Weitgehend unreflektiert werden hierbei die trefflich als „Splittertabellen“ bezeichneten Aufstellungen verwendet, die versuchen, was die Väter der Architekten-Gebührenordnung zu Recht vermieden hatten: nämlich die Aufteilung der den einzelnen Leistungsphasen zugeordneten Prozentpunkte auf die in der Leistungsphase enthaltenen Grundleistungen. Zum Beispiel 0,25 Prozentpunkte für die Zusammenfassung der Vorplanungsergebnisse (bei angenommen anrechenbaren Kosten von 100.000 Euro, HZ II entfallen auf diese Grundleistung netto 31,61 Euro Mindestsatz, bei anrechenbaren Kosten von 15 Millionen, HZ IV netto 3.967,94 Euro).

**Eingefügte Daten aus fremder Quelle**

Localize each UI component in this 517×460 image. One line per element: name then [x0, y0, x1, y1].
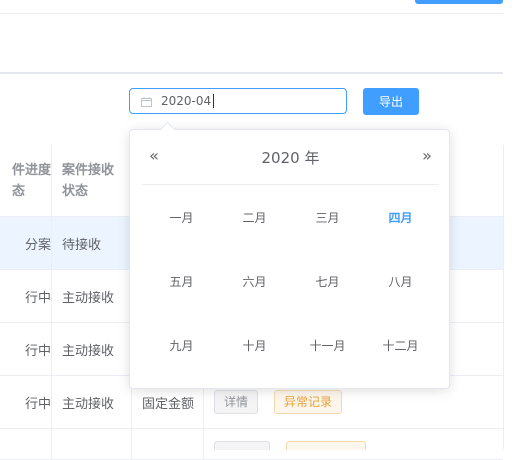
month-input-field[interactable]	[161, 94, 311, 108]
detail-button[interactable]: 详情	[214, 390, 259, 414]
progress-text: 行中	[24, 343, 51, 359]
top-divider	[0, 13, 503, 14]
cell-receive	[52, 429, 132, 459]
receive-text: 主动接收	[62, 343, 115, 359]
month-cell[interactable]: 三月	[291, 185, 364, 249]
month-cell[interactable]: 十二月	[364, 313, 437, 377]
receive-text: 主动接收	[62, 396, 115, 412]
month-cell[interactable]: 二月	[218, 185, 291, 249]
abnormal-record-button[interactable]: 异常记录	[274, 390, 343, 414]
calendar-icon	[141, 96, 152, 107]
month-cell[interactable]: 七月	[291, 249, 364, 313]
next-year-icon[interactable]: »	[417, 146, 437, 165]
cell-progress: 行中	[0, 376, 52, 428]
month-cell[interactable]: 十月	[218, 313, 291, 377]
cell-amount	[132, 429, 204, 459]
header-receive-cell: 案件接收 状态	[52, 145, 132, 216]
export-button[interactable]: 导出	[363, 88, 419, 115]
cell-receive: 主动接收	[52, 270, 132, 322]
header-progress-cell: 件进度 态	[0, 145, 52, 216]
month-cell[interactable]: 九月	[145, 313, 218, 377]
progress-text: 行中	[24, 290, 51, 306]
table-right-border	[503, 145, 504, 449]
month-picker-popup: « 2020 年 » 一月 二月 三月 四月 五月 六月 七月 八月 九月 十月 十一月 十二月	[129, 121, 451, 389]
receive-text: 主动接收	[62, 290, 115, 306]
month-picker-input[interactable]	[129, 88, 347, 114]
cell-progress: 行中	[0, 323, 52, 375]
cell-receive: 主动接收	[52, 376, 132, 428]
month-cell[interactable]: 四月	[364, 185, 437, 249]
top-button-edge[interactable]	[415, 0, 503, 4]
popup-arrow	[159, 121, 176, 138]
progress-text: 分案	[24, 237, 51, 253]
progress-text: 行中	[24, 396, 51, 412]
amount-text: 固定金额	[142, 396, 195, 412]
cell-progress: 行中	[0, 270, 52, 322]
section-divider	[0, 72, 503, 74]
cell-progress	[0, 429, 52, 459]
month-cell[interactable]: 八月	[364, 249, 437, 313]
month-cell[interactable]: 十一月	[291, 313, 364, 377]
month-cell[interactable]: 五月	[145, 249, 218, 313]
text-caret	[213, 94, 214, 108]
month-cell[interactable]: 一月	[145, 185, 218, 249]
month-cell[interactable]: 六月	[218, 249, 291, 313]
cell-actions	[204, 429, 503, 459]
table-row-partial[interactable]	[0, 429, 503, 460]
picker-year-label[interactable]: 2020 年	[130, 147, 451, 168]
cell-receive: 主动接收	[52, 323, 132, 375]
header-receive-status: 案件接收 状态	[62, 162, 115, 199]
receive-text: 待接收	[62, 237, 102, 253]
cell-progress: 分案	[0, 217, 52, 269]
header-progress: 件进度 态	[11, 162, 51, 199]
cell-receive: 待接收	[52, 217, 132, 269]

Gut, dies alles wäre zu akzeptieren, wenn dann die Vertragsauslegung des BGH richtig wäre. Immerhin verbreitert sie die Lebensgrundlage der Honorarsachverständigen. Aber ist sie das? § 133 BGB gibt vor, dass bei der Auslegung einer Willenserklärung der wirkliche Wille zu erforschen und nicht an dem buchstäblichen Sinn des Ausdrucks zu haften sei. Nach BGH selbst soll die Auslegung eines Vertrags zu einem vernünftigen, widerspruchsfreien und den Interessen beider Vertragsparteien gerecht werdenden Ergebnis führen. Bei nüchterner Betrachtung wird man aber gerade nicht sagen können, dass der Planer, der für die Herbeiführung des Erfolgs haftet, ohne Weiteres eine Zusammenfassung von Vorplanungsergebnissen verspricht; und der Bauherr eines durchschnittlichen Vorhabens, der von seinem Planer zu Recht alle Anstrengungen zur Herbeiführung des vereinbarten Erfolgs fordert, erwartet diese Leistung auch gar nicht. Häufig genug weiß mindestens der Bauherr, bevor der Streit beginnt, nicht einmal, dass diese Leistung überhaupt existiert. Und hieran ändert sich auch nichts, wenn die Parteien meist zur Vereinfachung im Vertrag auf die HOAI-Leistungsbilder Bezug genommen haben.

Um den Gerichten schwierige Auslegungen zu ersparen, ist Planern und Bauherrn ohnehin immer zu raten, ihre Vorstellungen vom Umfang der zu erbringenden Leistungen im Vertrag eindeutig und klar zu definieren. Sollte dies aber – wie nicht selten – unterlassen worden sein, bedarf es für jeden Einzelfall einer Auslegung des Vertrags, welche Leistungen über den Gesamtwerkerfolg hinaus wirklich als Teilerfolge geschuldet sind und entsprechend bei Nichterbringung den Bauherrn zu einer Honorarkürzung berechtigen könnten. Die pauschale Vorgabe des BGH, jede Grundleistung stelle einen gewollten Teilerfolg dar, taugt nicht und ist in den Ruhestand zu begnadigen.

Christian Reuter

Christian Reuter ist Fachanwalt für Bau- und Architektenrecht und Mediator in RGS Rechtsanwälte, Düsseldorf, sowie Lehrbeauftragter für Architekten- und Baurecht an der FH Düsseldorf.